Aveva ragione Gobetti, naturalmente, che interpretava così, in previsione di colpi di Stato ben più gravi della destra conservatrice italiana, la necessità di un programma riformatore audace e realmente innovatore che coinvolgesse il meglio del liberalismo e del socialismo italiani. Il suo nuovo giornale, Risorgimento liberale, apparso nel 1921, e la sua febbrile attività di scrittore, giornalista, editore, animatore culturale, fecero in breve di Gobetti una figura straordinaria e unica. Gobetti non si occupava soltanto di politica immediata ma coglieva tutti i segni del mutamento sociale culturale ovunque baluginassero: nel teatro di Pirandello, negli Ossi di seppia di Montale (che apparve nelle edizioni gobettiane), nei saggi di Einaudi, di Prezzolini, di Croce, di Salvatorelli, nella testimonianza filosofica di Gentile, al cui vitalismo stimolatore di energie rese un omaggio incondizionato, nel diffondersi dell'industria e della tecnologia. In questa disponibilità al mutamento e nel saper guardare dall'alto, con assoluta precisione, sia le melmose profondità di una Italia che si apriva al fascismo incalzante, sia le risorse potenziali di una nazione e di una borghesia che pensasse, come egli diceva, alla «dignità degli italiani prima che alla loro genialità». Una posizione coraggiosa, questa, minoritaria e orgogliosa di esserlo, in un paese che aveva solo conosciuto il servilismo, la dissimulazione, la Controriforma; una posizione che faceva scrivere a Gobetti una frase fiammeggiante: «La nostra Riforma fu Niccolò Machiavelli, un isolato». Parole allusive, quante altre mai, al dramma della cultura italiana.

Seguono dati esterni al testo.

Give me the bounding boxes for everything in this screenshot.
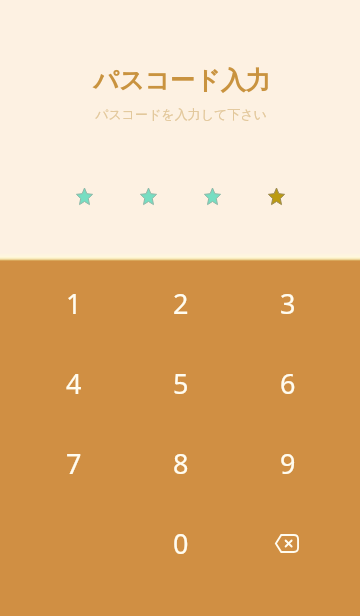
button[interactable]: 5: [127, 343, 234, 423]
staticText: 7: [66, 445, 82, 482]
staticText: 0: [173, 525, 189, 562]
staticText: パスコード入力: [93, 65, 271, 96]
button[interactable]: 4: [21, 343, 127, 423]
button[interactable]: 3: [234, 263, 341, 343]
button[interactable]: 7: [21, 423, 127, 503]
staticText: 2: [173, 285, 189, 322]
button[interactable]: 0: [127, 503, 234, 583]
button[interactable]: 6: [234, 343, 341, 423]
button[interactable]: 2: [127, 263, 234, 343]
staticText: 8: [173, 445, 189, 482]
button[interactable]: 8: [127, 423, 234, 503]
button[interactable]: Delete: [234, 503, 341, 583]
staticText: 6: [280, 365, 296, 402]
button[interactable]: 9: [234, 423, 341, 503]
staticText: 3: [280, 285, 296, 322]
staticText: 4: [66, 365, 82, 402]
staticText: 5: [173, 365, 189, 402]
staticText: パスコードを入力して下さい: [95, 106, 267, 122]
staticText: 1: [66, 285, 82, 322]
button[interactable]: 1: [21, 263, 127, 343]
staticText: 9: [280, 445, 296, 482]
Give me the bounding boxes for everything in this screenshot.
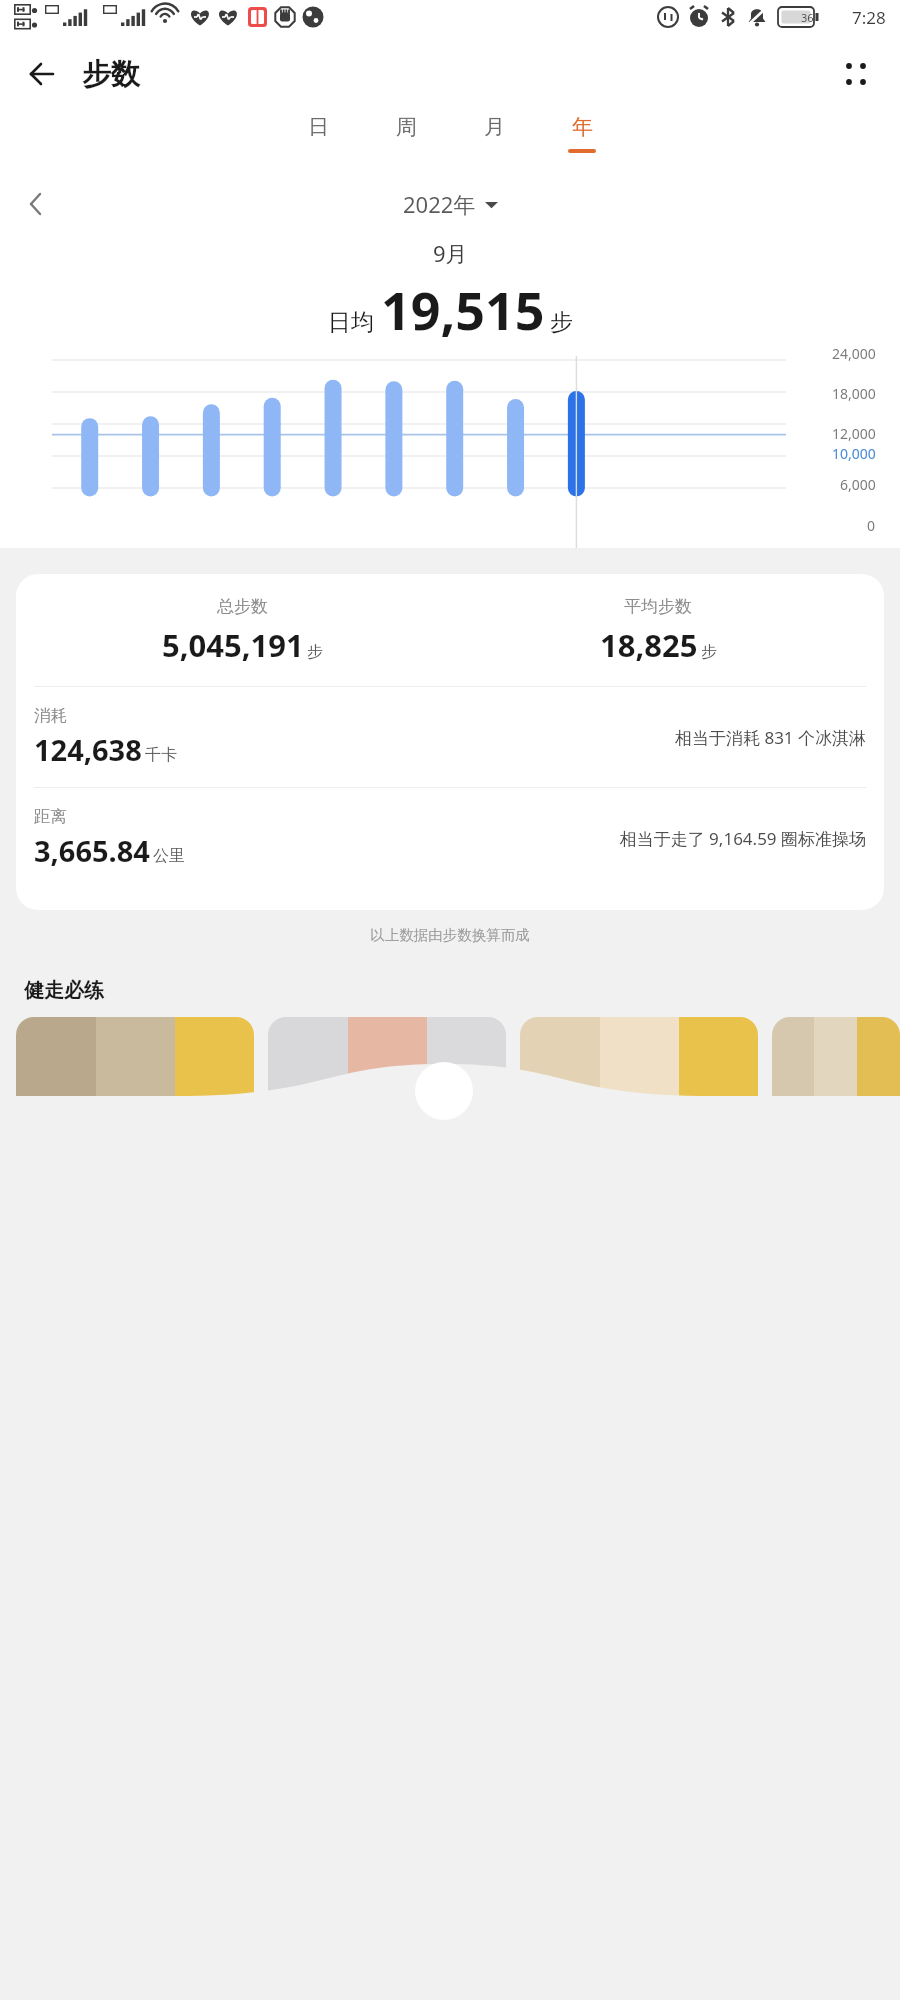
staticText: 10,000 — [832, 444, 876, 463]
staticText: 18,000 — [832, 384, 876, 403]
staticText: 周 — [396, 114, 417, 140]
staticText: 0 — [867, 516, 876, 535]
button[interactable] — [16, 1017, 254, 1107]
staticText: 5,045,191 — [162, 624, 304, 666]
staticText: 6,000 — [840, 475, 876, 494]
staticText: 9月 — [433, 238, 468, 268]
button[interactable] — [772, 1017, 900, 1107]
staticText: 日均 — [328, 308, 374, 337]
staticText: 总步数 — [217, 596, 268, 617]
staticText: 7:28 — [852, 6, 886, 29]
staticText: 距离 — [34, 806, 67, 827]
button[interactable]: 日 — [274, 114, 362, 176]
staticText: 以上数据由步数换算而成 — [0, 926, 900, 944]
staticText: 平均步数 — [624, 596, 692, 617]
staticText: 19,515 — [381, 274, 545, 344]
staticText: 步 — [701, 642, 717, 662]
staticText: 2022年 — [403, 189, 476, 219]
staticText: 消耗 — [34, 705, 67, 726]
staticText: 12,000 — [832, 424, 876, 443]
staticText: 千卡 — [145, 745, 177, 765]
staticText: 18,825 — [600, 624, 698, 666]
staticText: 日 — [308, 114, 329, 140]
button[interactable]: 2022年 — [403, 189, 498, 219]
staticText: 步 — [307, 642, 323, 662]
button[interactable]: 月 — [450, 114, 538, 176]
staticText: 24,000 — [832, 344, 876, 363]
button[interactable]: 更多 — [832, 50, 880, 98]
button[interactable]: 返回 — [16, 48, 68, 100]
button[interactable]: 年 — [538, 114, 626, 176]
staticText: 步 — [550, 308, 573, 337]
staticText: 3,665.84 — [34, 831, 150, 870]
staticText: 年 — [572, 114, 593, 140]
staticText: 124,638 — [34, 730, 142, 769]
staticText: 步数 — [82, 56, 140, 93]
staticText: 36 — [801, 10, 814, 25]
staticText: 健走必练 — [24, 978, 104, 1003]
staticText: 月 — [484, 114, 505, 140]
button[interactable] — [268, 1017, 506, 1107]
button[interactable] — [520, 1017, 758, 1107]
staticText: 相当于消耗 831 个冰淇淋 — [383, 726, 866, 749]
button[interactable]: 周 — [362, 114, 450, 176]
button[interactable]: 上一年 — [12, 180, 60, 228]
staticText: 公里 — [153, 846, 185, 866]
staticText: 相当于走了 9,164.59 圈标准操场 — [383, 827, 866, 850]
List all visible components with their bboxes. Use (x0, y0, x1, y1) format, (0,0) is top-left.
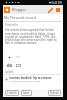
button[interactable]: Publish (5, 90, 19, 96)
staticText: Save (23, 91, 30, 95)
staticText: My Personal record (4, 15, 36, 20)
staticText: At Rockdil Manor Tap to change (9, 80, 41, 83)
staticText: Post title (5, 23, 19, 27)
button[interactable]: Choose from gallery (14, 61, 22, 69)
button[interactable]: Save (21, 90, 32, 96)
staticText: Publish (7, 91, 17, 95)
button[interactable]: Take photo (5, 61, 13, 69)
button[interactable]: Insert special (5, 53, 13, 61)
staticText: Blogger (12, 7, 27, 12)
staticText: 5:42 PM (52, 1, 62, 5)
button[interactable]: Delete (48, 90, 61, 96)
button[interactable]: Location disabled. Tap to activate (3, 75, 63, 84)
button[interactable]: Insert link (14, 53, 22, 61)
staticText: the united states agreed that british me… (5, 28, 59, 44)
button[interactable]: New post (46, 6, 54, 14)
staticText: Location disabled. Tap to activate (9, 76, 52, 79)
staticText: Labels (5, 70, 14, 74)
button[interactable]: Overflow menu (54, 6, 62, 14)
staticText: Delete (50, 91, 59, 95)
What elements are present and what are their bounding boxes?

A questo punto forse Gramsci comprese di avere sbagliato giudizio su Gobetti e cercò di coinvolgerlo, come critico teatrale, nell'Ordine nuovo. Era una indiretta autocritica, che probabilmente danneggiò Gobetti facendolo identificare presso la destra con i «bolscevichi» italiani, da abbattere senza pietà. Ma Gobetti non aveva paura di nulla e collaborò con quel settimanale che, in ogni caso, rappresentava la punta di diamante della «città futura». Per questo, all'avvento del fascismo e soprattutto negli anni drammatici della crisi Matteotti (1924) e del consolidarsi della dittatura (1925) Gobetti sperò che l'antifascismo italiano si attestasse su basi più forti che non l'aventinismo di Giovanni Amendola. Il quale lo ricambiò giudicandolo, erroneamente, il vero «oppositore delle opposizioni». E Mussolini vigilava, ordinando al prefetto di Torino di «rendere la vita impossibile all'insulso Gobetti». Era il segnale che i teppisti attendevano per colpire, nel 1925, con bene assestati colpi di manganello al torace e al volto il giovane ed esile Gobetti. A quei colpi sopravvisse soltanto pochi mesi in una Parigi inutilmente ospitale. Gramsci, capì subito la vera grandezza di Gobetti e il senso della sua perdita dedicandogli pagine bellissime in una relazione ai comunisti a Lione e nelle Note sulla quistione meridionale: era il 1926 e Gobetti riposava ormai al Père Lachaise.